Now notice to other important facts, which I do not think would show up on the DAT but are fundamental:

the addition of all probabilities from a pdf must sum to 1 (the sample space).

so summation over x p(x) = summation from x = 0 to n (n nCr x) X p^x * (1-p)^(n-x) = (q + p)^n = 1^n = 1. Which will ALWAYS hold true.

To see this application more clearly,
Finally, for a more difficult problem from Casella and Berger's Statistical Inference Chapter 1 (taught in a masters level statistical theory / probability course) which will NEVER show up in the DAT (these are proofs) but is useful to see how this theorem can be "tweaked" to get what you want:

Exercise
1.27 Verify the following identities for n>=2.

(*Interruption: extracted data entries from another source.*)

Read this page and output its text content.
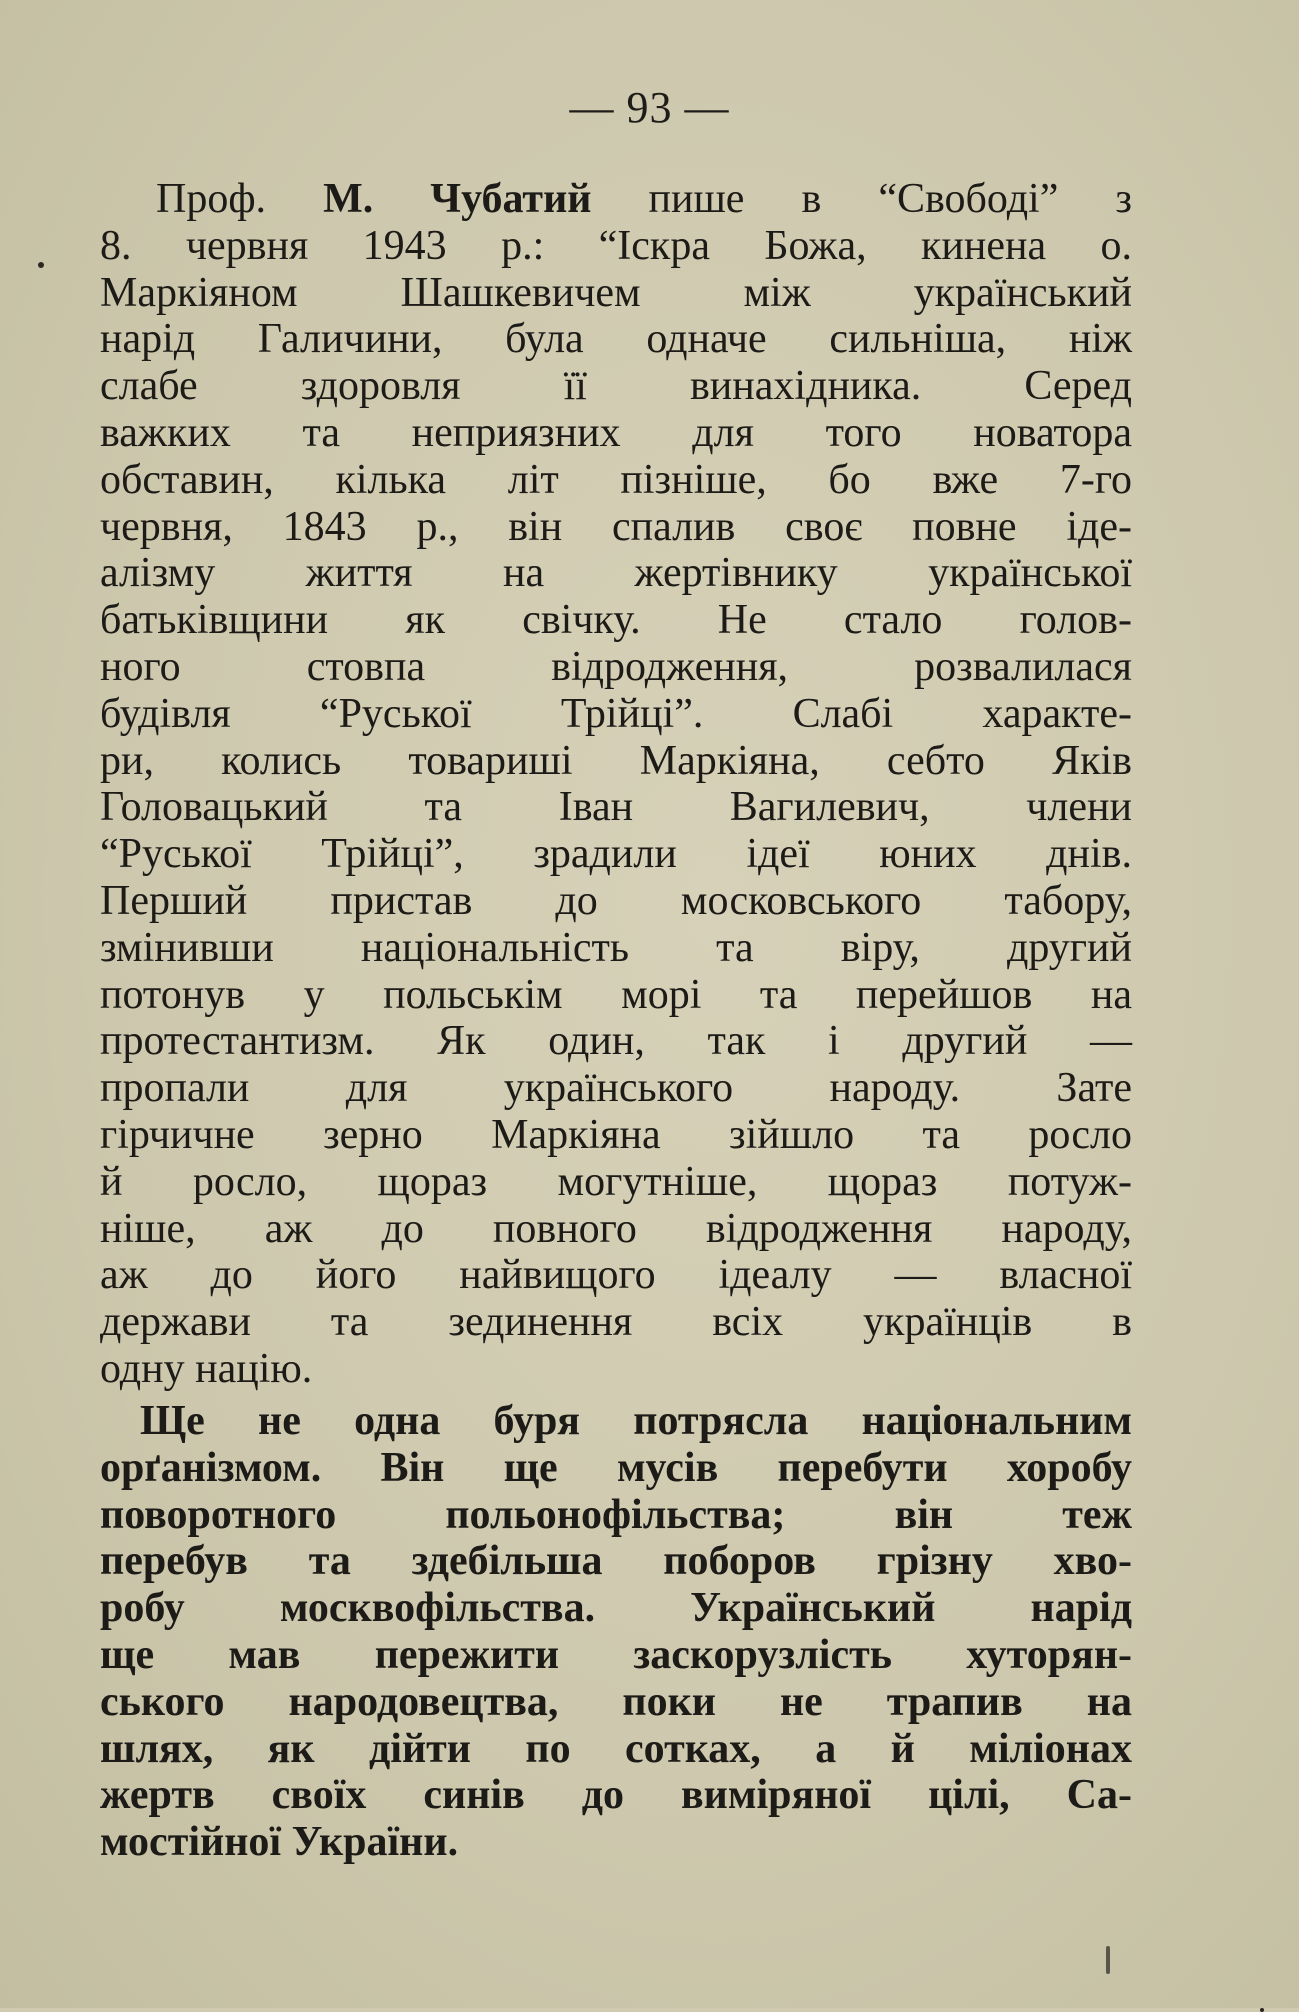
— 93 —
Проф. М. Чубатий пише в “Свободі” з
8. червня 1943 р.: “Іскра Божа, кинена о.
Маркіяном Шашкевичем між український
нарід Галичини, була одначе сильніша, ніж
слабе здоровля її винахідника. Серед
важких та неприязних для того новатора
обставин, кілька літ пізніше, бо вже 7-го
червня, 1843 р., він спалив своє повне іде-
алізму життя на жертівнику української
батьківщини як свічку. Не стало голов-
ного стовпа відродження, розвалилася
будівля “Руської Трійці”. Слабі характе-
ри, колись товариші Маркіяна, себто Яків
Головацький та Іван Вагилевич, члени
“Руської Трійці”, зрадили ідеї юних днів.
Перший пристав до московського табору,
змінивши національність та віру, другий
потонув у польськім морі та перейшов на
протестантизм. Як один, так і другий —
пропали для українського народу. Зате
гірчичне зерно Маркіяна зійшло та росло
й росло, щораз могутніше, щораз потуж-
ніше, аж до повного відродження народу,
аж до його найвищого ідеалу — власної
держави та зединення всіх українців в
одну націю.
Ще не одна буря потрясла національним
орґанізмом. Він ще мусів перебути хоробу
поворотного польонофільства; він теж
перебув та здебільша поборов грізну хво-
робу москвофільства. Український нарід
ще мав пережити заскорузлість хуторян-
ського народовецтва, поки не трапив на
шлях, як дійти по сотках, а й міліонах
жертв своїх синів до виміряної цілі, Са-
мостійної України.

(a) summation k = 0 to n (-1) ^ k * (n nCr k) = 0.

Proof: Notice that this summation is EXACTLY in the binomial expansion format. That is first look at the fact that (a + b) ^n = summation over k=0 to n (n nCr k) * a^k * (b)^ (n-k). Now we notice in this problem that a is
-1 and although there appears to be nothing for b it is 1^(n-k) = 1 since 1 raised to any power is always 1!. and we clearly have n nCr k. so this summation can be written as (1 + -1)^n = 0^n = 0. And this identity is verified. QED

(b) summation x = 1 to n x * (n nCr x) = n * 2 ^(n-1)

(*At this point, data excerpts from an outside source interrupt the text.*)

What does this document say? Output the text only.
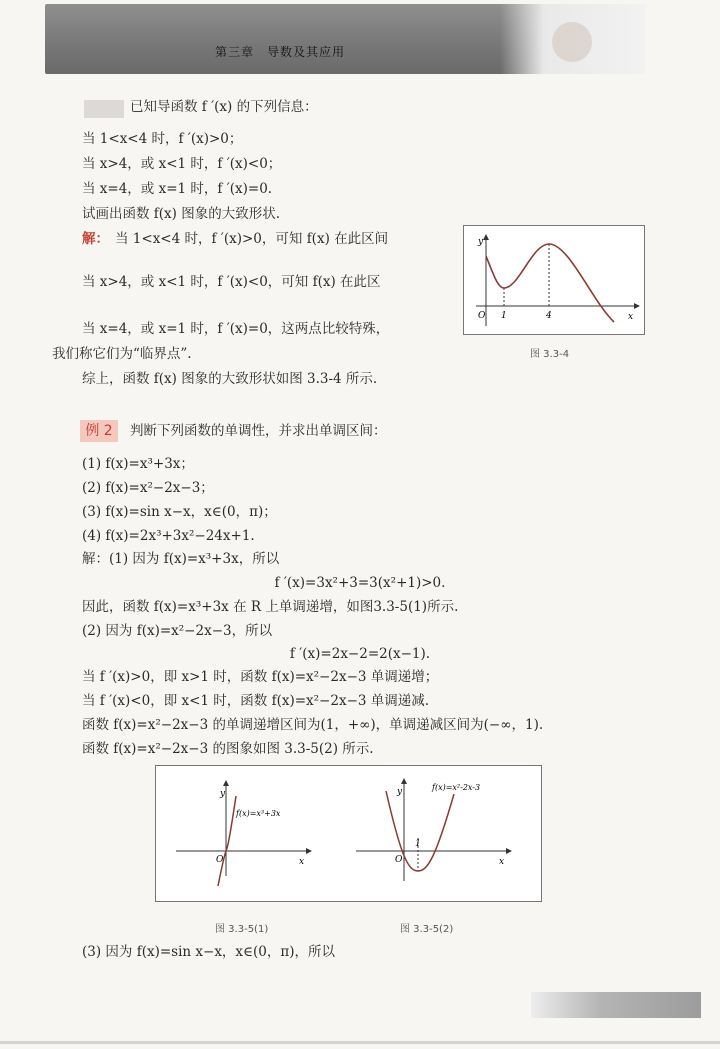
第三章　导数及其应用
已知导函数 f ′(x) 的下列信息：
当 1<x<4 时，f ′(x)>0；
当 x>4，或 x<1 时，f ′(x)<0；
当 x=4，或 x=1 时，f ′(x)=0.
试画出函数 f(x) 图象的大致形状.
解： 当 1<x<4 时，f ′(x)>0，可知 f(x) 在此区间
当 x>4，或 x<1 时，f ′(x)<0，可知 f(x) 在此区
当 x=4，或 x=1 时，f ′(x)=0，这两点比较特殊，
我们称它们为“临界点”.
综上，函数 f(x) 图象的大致形状如图 3.3-4 所示.
O 1	4	x
y
图 3.3-4
例 2	判断下列函数的单调性，并求出单调区间：
(1) f(x)=x³+3x；
(2) f(x)=x²−2x−3；
(3) f(x)=sin x−x，x∈(0，π)；
(4) f(x)=2x³+3x²−24x+1.
解：(1) 因为 f(x)=x³+3x，所以
f ′(x)=3x²+3=3(x²+1)>0.
因此，函数 f(x)=x³+3x 在 R 上单调递增，如图3.3-5(1)所示.
(2) 因为 f(x)=x²−2x−3，所以
f ′(x)=2x−2=2(x−1).
当 f ′(x)>0，即 x>1 时，函数 f(x)=x²−2x−3 单调递增；
当 f ′(x)<0，即 x<1 时，函数 f(x)=x²−2x−3 单调递减.
函数 f(x)=x²−2x−3 的单调递增区间为(1，+∞)，单调递减区间为(−∞，1).
函数 f(x)=x²−2x−3 的图象如图 3.3-5(2) 所示.
y
x
O
f(x)=x³+3x
y
x
O
1
f(x)=x²-2x-3
图 3.3-5(1)	图 3.3-5(2)
(3) 因为 f(x)=sin x−x，x∈(0，π)，所以
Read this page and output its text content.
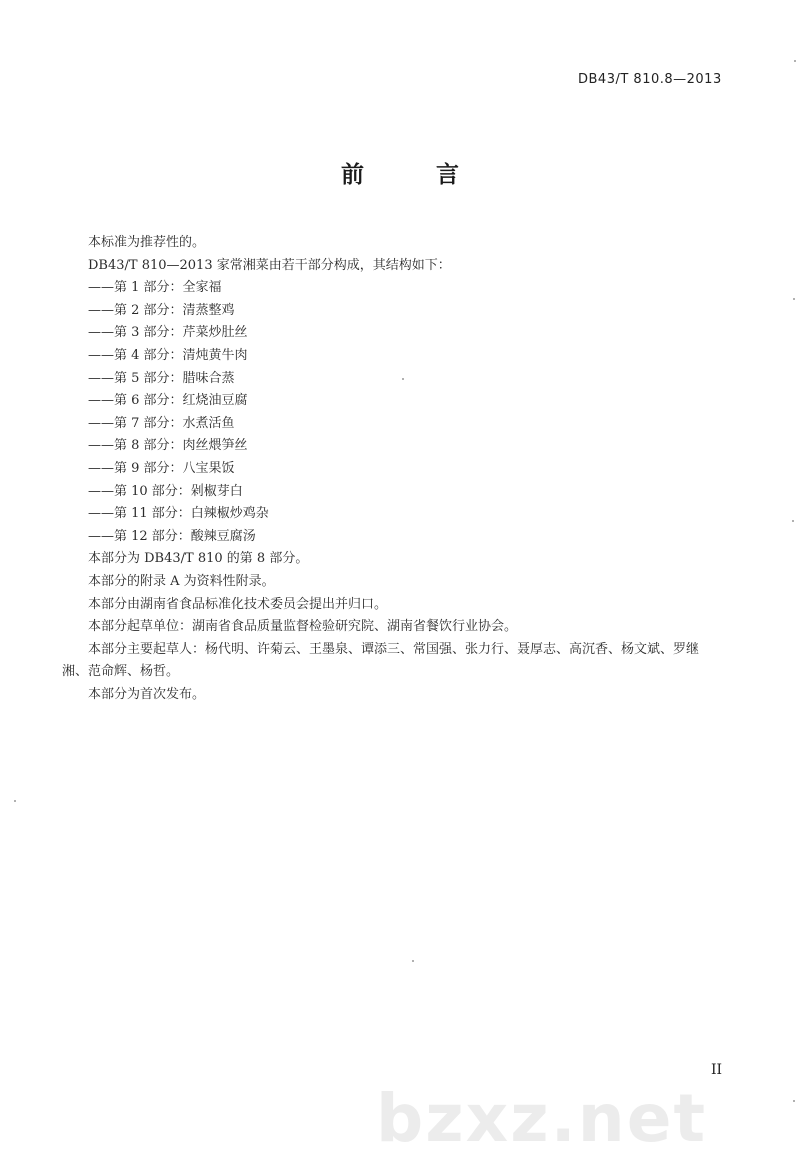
DB43/T 810.8—2013
前 言

本标准为推荐性的。

DB43/T 810—2013 家常湘菜由若干部分构成，其结构如下：

——第 1 部分：全家福

——第 2 部分：清蒸整鸡

——第 3 部分：芹菜炒肚丝

——第 4 部分：清炖黄牛肉

——第 5 部分：腊味合蒸

——第 6 部分：红烧油豆腐

——第 7 部分：水煮活鱼

——第 8 部分：肉丝煨笋丝

——第 9 部分：八宝果饭

——第 10 部分：剁椒芽白

——第 11 部分：白辣椒炒鸡杂

——第 12 部分：酸辣豆腐汤

本部分为 DB43/T 810 的第 8 部分。

本部分的附录 A 为资料性附录。

本部分由湖南省食品标准化技术委员会提出并归口。

本部分起草单位：湖南省食品质量监督检验研究院、湖南省餐饮行业协会。

本部分主要起草人：杨代明、许菊云、王墨泉、谭添三、常国强、张力行、聂厚志、高沉香、杨文斌、罗继湘、范命辉、杨哲。

本部分为首次发布。

bzxz.net
II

Proof: The trick is to notice that by binomial theorem

( x + 1)^n = (n nCr 0) * (x^0) * (1^n) * (n nCr 1) * (x^1) * (1^(n-1)) * (n nCr 2) * (x^2) * (1^(n-2)) +......+ (n nCr n) * (x^n) * (1^0)

= (n Ncr 0) + (n nCr 1) * x + (n nCr 2) * x^2 +........ + (n nCr n) * x^n:

Now if you are clever you will notice that d / dx (x +1)^n = n(x+1)^(n-1).
So what will this do? Why did we start out with (x+1)^n? Notice if we let x = 1 after taking the derivative of (x +1)^n with respect to x we have n * 2^(n-1) which is what we are trying to get!

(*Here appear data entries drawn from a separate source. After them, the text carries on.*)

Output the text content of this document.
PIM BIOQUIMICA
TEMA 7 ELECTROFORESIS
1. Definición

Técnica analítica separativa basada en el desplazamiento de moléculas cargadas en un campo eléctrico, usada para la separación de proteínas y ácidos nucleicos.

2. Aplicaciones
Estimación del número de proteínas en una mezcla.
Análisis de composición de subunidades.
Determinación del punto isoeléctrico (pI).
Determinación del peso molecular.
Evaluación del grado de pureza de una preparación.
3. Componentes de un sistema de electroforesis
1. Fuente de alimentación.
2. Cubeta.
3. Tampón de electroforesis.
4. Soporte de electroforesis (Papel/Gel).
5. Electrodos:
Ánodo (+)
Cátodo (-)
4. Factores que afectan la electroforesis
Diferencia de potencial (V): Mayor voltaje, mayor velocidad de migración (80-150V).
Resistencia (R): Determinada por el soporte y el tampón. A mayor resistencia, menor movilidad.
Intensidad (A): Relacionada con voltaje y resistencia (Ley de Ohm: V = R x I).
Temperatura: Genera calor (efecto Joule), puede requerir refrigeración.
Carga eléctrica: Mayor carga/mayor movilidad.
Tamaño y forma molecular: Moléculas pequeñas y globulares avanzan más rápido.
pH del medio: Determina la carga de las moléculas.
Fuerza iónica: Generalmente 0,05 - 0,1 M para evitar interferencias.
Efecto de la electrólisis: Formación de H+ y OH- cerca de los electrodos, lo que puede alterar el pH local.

So taking the derivative with respect to x of the above binomial expansion gives:

(n nCr 1) + (n nCr 2) * 2x + (n nCr 3) * 3x^2 + (n nCr 4) * 4x^3 + .....+ (n nCr n) * nx^n-1.

letting x = 1 gives us
(n nCr 1) + (n nCr 2 ) * 2 + (n nCr 3) * 3 + (n nCr 4) * 4 +.......(n nCr n) *n = summation x = 1 to n x * (n nCr x).

So we have shown the equality. QED

(c) Show that summation x = 1 to n (-1)^(x+1) * x * (n nCr x) = 0

Proof: This one is very easy once you know the trick from part b. Notice that the left hand side is simply the expansion in b with the even terms (2nd, 4th, etc) as negative. In general we know that from part b that d / dx (1 + x) ^n = n * (1 + x)^(n-1) = (n nCr 1) + (n nCr 2) 2x + (n nCr 3) 3x^2 + (n nCr 4) * 4x^3 + ..... + (n nCr n) * nx^n-1.

To make the 2nd, 4th, and even terms negative in part b simply let x = -1. So this expansion is equivalent to n * ( 1+ -1)^(n-1) = n * 0^(n-1) which is obviously 0.

QED


I doubt you will get a question like this on the DAT, but I believe that it is very valuable to see where the underlying theory comes from especially when you can see calculus tricks and how the binomial theorem comes to play. This will just make the word problems MUCH easier!

 

[ddsnp]

👍 woah. i'm impressed with your math skills.

I know of this great book by kaplan. I don't know why they don't have a good description in our DAT book. THe book is GRE & GMAT exams math workbook and it is 18 dollars. Great book!

 

[cowsgomoo]

I hope there is not a lot of this probability junk on the real thing. I knew I should have paid attention in statistics class.